Just when you thought solutions to what should be minor problems couldn’t get any more absurd, Kilmer Middle School in Vienna, Virginia, has decided to institute an absolute ban on physical contact.
Why, one might ask? Well, because of overcrowding and behavior problems, of course!
Deborah Hernandez, Kilmer's principal, said the rule makes sense in a school that was built for 850 students but houses 1,100. She said that students should have their personal space protected and that many lack the maturity to understand what is acceptable or welcome.
"You get into shades of gray," Hernandez said. "The kids say, 'If he can high-five, then I can do this.' "

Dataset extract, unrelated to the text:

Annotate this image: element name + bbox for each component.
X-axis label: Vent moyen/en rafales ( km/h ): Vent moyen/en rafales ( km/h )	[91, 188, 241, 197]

Right. And it’s the job of adults to use discretion and good sense to stop the “this” that’s disruptive and allow the “high-five” that’s not instead of instituting absurd absolutes to make it easier on incompetent teachers and administrators who want to cover their derrieres.
A hug may be a handshake from the heart, but neither form of platonic affection is allowed at Kilmer. Seventh-grader Hal Beaulieu found that out after getting busted for briefly hugging his girlfriend during lunch. Big no-no.
A review of the policy might be on the way, but here’s an idea: how about parents get to choose the school that works for their child? That way we could have schools without physical contact for the Puritanical or law-and-order types, and hug-fest schools for the “visualize world peace” folks.
Education tax credits are a great way to expand that choice for parents in Virginia. And they would also solve the overcrowding problem that Principal Hernandez mentions . . . I’m sure at least 250 students would happily transfer to a hugging-allowed school if they had a tax credit program to help them make that choice.